We are in the midst of a vocational shift. Entrepreneurship is an open, blank canvas for us to step into, create new things and propose new ideas to shape culture and society.
According to a recent Nielsen study, 55% of Gen Z said they wanted to start their own company. Many people are wanting to be entrepreneurs. There’s never been an opportunity like this before where it’s so easy to start new things. There’s more interest and more access to starting something than ever before.
These young people indicated control, freedom, money, and living out a purposeful life were the reasons driving their entrepreneurial ambitions. While these are all great benefits, what we’re trying to dig at is the deeper meaning behind entrepreneurship. That it’s not just the new, cool thing — but a vocational shift.
In this view, the future of culture largely depends on the worldview of the next generation of entrepreneurs.
Creating new things has the power to change lives — to build better stories and create opportunity. But today, we’re seeing a bit of a different story.
We see on average 5,000+ ads a day. Noise driven by entrepreneurs designed to make us feel a certain way. It’s causing us to feel more distracted, anxious, and “stuck” than ever. It falsely tells us, “This is where you should be. This is the kind of success you should be feeling. Instead, you’re there.”
This messaging in our current culture is largely dictating and manipulating us towards wanting more and to be something else. Its distracting nature has caused us to ignore searching and exploring who we already are and what’s already planted in us. How can we fix this?
How can we direct the future of culture towards an alternative, redemptive version of entrepreneurship?
Let’s start by exploring this definition of redemptive entrepreneurship.
Praxis is a creative engine for startups who defines entrepreneurship as this:
When we hear the term “entrepreneurship” today, many of us think of well-capitalized, high-growth, Silicon Valley startups. But this is just one small part of the varied landscape — which includes businesses that find new, sustainable ways to serve their communities.
- It’s scrappy nonprofits and NGOs that find new paths to impact, replication, and scale.
- It’s new teams leading existing organizations, placing bets on new products, services, customers, business models, and channels.
- It’s intrapreneurial mavericks who are given the freedom to launch new businesses from existing ones.
- It’s the dorm-room and solopreneur hustles that find a way to sustainability through sheer force of will and inspiration.
The vision is for entrepreneurs to see a better future and then create solutions around it.
Imagine the difference it’d make. A culture mindful of wanting to deliver quality solutions to the core problems of their customers. A culture fixed on impacting lives and rooted in bringing the best out of people.
Entrepreneurship is an open, blank canvas for us to create new things and propose new ideas to shape culture and society.
In order to start, you don’t need to be wicked smart, a Harvard/MIT grad, or have much of a track record. It simply starts with having the imagination to make new things come to life.
What’s a problem or something you experience and can’t stop thinking about?
It usually goes a bit like this:
1. Someone encounters a problem and says, “life shouldn’t exist this way.

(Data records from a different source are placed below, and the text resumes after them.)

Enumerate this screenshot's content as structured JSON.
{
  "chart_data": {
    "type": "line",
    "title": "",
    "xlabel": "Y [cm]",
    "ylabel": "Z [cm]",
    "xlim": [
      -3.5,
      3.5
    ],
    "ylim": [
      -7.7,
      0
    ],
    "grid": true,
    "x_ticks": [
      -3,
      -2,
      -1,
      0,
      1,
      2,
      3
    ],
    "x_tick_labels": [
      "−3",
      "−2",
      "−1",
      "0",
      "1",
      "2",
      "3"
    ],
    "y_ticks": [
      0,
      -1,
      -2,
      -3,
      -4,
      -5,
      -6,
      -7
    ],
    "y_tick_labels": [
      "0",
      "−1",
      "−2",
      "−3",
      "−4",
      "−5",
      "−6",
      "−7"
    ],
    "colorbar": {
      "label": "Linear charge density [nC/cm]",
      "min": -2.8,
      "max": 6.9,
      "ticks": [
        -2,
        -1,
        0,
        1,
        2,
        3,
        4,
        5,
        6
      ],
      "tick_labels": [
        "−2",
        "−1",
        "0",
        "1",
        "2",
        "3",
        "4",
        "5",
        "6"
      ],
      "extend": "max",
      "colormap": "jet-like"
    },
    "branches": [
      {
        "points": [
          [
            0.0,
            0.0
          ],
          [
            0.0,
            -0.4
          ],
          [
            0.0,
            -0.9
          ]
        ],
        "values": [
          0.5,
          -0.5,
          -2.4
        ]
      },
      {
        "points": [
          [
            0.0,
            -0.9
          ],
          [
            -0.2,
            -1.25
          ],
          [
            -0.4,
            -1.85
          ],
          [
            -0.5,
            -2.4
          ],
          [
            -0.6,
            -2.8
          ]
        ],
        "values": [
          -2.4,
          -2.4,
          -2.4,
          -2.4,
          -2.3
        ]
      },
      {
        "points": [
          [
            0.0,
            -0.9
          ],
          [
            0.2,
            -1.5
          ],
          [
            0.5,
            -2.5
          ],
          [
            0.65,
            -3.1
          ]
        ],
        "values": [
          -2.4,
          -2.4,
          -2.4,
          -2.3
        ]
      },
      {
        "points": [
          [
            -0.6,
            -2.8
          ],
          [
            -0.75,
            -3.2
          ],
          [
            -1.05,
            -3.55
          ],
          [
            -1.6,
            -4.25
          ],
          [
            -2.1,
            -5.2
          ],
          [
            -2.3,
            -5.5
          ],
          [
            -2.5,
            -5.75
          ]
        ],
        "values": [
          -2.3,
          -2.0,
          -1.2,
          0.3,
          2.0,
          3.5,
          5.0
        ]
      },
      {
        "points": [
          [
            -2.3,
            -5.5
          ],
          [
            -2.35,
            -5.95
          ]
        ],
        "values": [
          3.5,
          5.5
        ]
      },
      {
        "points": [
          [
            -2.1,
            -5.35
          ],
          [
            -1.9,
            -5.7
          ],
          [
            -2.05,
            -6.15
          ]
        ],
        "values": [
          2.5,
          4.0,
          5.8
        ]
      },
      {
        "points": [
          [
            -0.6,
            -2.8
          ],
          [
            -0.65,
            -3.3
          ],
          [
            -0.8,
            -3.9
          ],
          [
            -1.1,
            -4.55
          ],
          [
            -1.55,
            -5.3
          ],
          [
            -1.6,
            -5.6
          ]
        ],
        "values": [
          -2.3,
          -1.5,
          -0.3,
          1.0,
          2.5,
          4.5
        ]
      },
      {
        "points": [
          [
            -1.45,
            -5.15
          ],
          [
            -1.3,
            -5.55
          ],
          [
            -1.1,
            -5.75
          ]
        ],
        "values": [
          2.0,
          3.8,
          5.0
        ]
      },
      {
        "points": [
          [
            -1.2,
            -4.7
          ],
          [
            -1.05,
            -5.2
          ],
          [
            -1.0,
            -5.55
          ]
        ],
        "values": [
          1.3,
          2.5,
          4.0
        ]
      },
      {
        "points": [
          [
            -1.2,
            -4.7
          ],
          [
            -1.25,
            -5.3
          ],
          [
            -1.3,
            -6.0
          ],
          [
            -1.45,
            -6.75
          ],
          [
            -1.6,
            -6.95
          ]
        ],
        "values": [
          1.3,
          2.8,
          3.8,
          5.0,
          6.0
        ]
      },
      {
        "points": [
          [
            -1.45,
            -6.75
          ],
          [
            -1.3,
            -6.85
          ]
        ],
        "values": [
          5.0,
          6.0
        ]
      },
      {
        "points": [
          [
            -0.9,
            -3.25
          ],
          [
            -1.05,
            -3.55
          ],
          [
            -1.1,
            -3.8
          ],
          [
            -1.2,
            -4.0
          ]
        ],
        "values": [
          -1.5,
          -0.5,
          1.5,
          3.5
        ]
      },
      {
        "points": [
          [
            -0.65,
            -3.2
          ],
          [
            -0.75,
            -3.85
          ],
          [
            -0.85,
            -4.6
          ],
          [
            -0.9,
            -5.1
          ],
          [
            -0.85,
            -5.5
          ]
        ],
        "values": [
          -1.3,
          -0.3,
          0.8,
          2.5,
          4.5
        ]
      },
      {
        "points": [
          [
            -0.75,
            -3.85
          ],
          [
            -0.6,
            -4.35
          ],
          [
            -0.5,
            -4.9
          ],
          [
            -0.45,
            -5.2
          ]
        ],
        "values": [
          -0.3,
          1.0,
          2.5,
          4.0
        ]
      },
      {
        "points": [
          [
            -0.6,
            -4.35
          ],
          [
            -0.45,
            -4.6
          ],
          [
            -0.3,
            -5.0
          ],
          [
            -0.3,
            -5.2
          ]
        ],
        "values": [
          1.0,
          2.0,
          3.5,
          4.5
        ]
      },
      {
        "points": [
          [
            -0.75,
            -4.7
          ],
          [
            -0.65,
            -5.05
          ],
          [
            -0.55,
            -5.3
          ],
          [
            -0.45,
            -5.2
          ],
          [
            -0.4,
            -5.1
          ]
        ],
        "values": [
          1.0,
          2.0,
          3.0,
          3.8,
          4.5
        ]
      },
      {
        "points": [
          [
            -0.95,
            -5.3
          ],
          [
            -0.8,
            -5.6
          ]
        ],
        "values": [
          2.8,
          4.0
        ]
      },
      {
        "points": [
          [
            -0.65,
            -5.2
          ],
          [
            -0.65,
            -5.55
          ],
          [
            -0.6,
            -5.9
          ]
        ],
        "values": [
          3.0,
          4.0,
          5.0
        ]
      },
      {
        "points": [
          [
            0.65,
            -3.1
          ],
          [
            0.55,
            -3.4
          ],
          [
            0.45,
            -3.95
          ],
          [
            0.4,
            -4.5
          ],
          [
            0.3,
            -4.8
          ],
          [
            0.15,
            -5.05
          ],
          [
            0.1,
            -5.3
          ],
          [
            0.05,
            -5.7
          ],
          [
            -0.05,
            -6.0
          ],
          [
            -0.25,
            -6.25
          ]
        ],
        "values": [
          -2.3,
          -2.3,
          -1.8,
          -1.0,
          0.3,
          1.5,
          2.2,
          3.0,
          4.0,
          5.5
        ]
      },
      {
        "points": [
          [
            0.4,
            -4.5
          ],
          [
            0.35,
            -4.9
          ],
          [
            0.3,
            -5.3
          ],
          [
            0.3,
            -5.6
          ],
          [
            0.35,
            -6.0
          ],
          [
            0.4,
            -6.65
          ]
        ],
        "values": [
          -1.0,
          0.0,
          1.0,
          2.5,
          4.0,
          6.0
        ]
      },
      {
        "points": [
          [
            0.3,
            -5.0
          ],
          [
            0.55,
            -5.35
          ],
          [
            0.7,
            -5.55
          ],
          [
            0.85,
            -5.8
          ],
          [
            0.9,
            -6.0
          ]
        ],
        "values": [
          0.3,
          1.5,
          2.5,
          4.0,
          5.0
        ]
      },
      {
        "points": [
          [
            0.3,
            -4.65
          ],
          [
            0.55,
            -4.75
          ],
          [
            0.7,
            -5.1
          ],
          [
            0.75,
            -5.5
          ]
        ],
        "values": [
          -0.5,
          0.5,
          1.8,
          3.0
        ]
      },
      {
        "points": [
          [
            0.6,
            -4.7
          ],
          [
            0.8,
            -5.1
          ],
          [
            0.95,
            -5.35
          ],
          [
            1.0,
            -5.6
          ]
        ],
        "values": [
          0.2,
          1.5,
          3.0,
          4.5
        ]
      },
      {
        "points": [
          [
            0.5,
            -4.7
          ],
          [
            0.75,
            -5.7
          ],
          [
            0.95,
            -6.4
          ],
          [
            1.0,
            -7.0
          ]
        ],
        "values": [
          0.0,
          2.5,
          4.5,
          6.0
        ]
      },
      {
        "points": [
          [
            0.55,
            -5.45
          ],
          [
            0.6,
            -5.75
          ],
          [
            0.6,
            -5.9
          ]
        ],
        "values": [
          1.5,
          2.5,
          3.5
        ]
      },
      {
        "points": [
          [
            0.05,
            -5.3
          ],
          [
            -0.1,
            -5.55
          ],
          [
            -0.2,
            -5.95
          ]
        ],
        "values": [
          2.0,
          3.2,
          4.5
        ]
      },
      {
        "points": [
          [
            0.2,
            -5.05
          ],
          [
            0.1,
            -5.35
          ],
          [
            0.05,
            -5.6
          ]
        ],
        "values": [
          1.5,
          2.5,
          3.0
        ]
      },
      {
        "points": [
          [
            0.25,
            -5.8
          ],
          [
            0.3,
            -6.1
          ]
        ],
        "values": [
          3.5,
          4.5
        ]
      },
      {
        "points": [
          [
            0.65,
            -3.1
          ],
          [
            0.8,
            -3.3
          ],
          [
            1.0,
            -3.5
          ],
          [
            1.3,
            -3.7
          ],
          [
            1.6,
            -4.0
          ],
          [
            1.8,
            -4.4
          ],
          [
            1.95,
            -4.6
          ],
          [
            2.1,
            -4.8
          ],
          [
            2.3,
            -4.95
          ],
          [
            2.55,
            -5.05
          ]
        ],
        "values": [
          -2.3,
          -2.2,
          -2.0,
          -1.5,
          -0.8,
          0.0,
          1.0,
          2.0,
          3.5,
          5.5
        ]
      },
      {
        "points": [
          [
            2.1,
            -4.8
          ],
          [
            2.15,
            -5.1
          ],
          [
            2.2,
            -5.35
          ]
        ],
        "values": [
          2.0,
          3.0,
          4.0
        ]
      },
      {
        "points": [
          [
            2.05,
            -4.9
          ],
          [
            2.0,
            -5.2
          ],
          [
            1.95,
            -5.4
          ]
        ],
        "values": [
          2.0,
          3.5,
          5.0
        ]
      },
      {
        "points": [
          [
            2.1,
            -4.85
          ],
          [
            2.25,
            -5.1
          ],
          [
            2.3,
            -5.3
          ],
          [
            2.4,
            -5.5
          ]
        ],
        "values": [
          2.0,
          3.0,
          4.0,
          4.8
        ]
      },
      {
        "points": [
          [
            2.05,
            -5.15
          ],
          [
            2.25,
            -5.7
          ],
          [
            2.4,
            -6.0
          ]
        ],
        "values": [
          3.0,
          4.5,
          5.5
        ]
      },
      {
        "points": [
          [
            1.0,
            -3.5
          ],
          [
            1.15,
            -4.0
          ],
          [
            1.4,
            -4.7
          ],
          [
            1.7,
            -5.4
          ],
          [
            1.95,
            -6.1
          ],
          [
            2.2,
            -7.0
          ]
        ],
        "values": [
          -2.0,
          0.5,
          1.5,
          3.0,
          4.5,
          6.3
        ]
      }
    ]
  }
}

Is everyone blind to it? Why do people just accept it?”
2. … “Wait a second, this shouldn’t be happening, why is it this way?”
3. I’m going to explore this problem and see if there’s a potential solution I can build.
Out of this deep curiosity in #1 and #2, comes a deep conviction and motivation to keep working at #3. An obedience to keep learning about the problem, inching one step closer to a viable solution that builds a newer, better narrative.
How do we look at brokenness in culture and then deploy entrepreneurial solutions around it? It may not be big, it might be really small — but there’s an opportunity to do it and we’re here to support you in that.
Entrepreneurship is an open, blank canvas for you to step into, for you to discover who you are — for you to explore your calling to create.
This is what Zealm aims to do and encourage. We aim to foster a culture where people may take risks and step into what they feel called to do out of a deep conviction and confidence in who they are. To build a culture of creation through bringing the best out of people.
“It is the time for new business enterprises that create value and jobs to replace the hundreds of thousands being lost. We need initiatives that can create social glue, capable of bringing the disparate parts of our lonely and isolated society together.
Let’s innovate, launch and grow rather than pause, retreat, and retrench. The greatest barriers are self-limiting beliefs. We might think that our idea, resources or experience are too small. Let’s overcome our feelings of self-doubt and fear of rejection and failure and instead dig deep in our reservoirs of determination, hope, and compassion.
Now is the perfect time. There is no shortage of human need and opportunity. Let us unleash the spirit of enterprise to create livelihoods and well-being: true wealth and shalom.”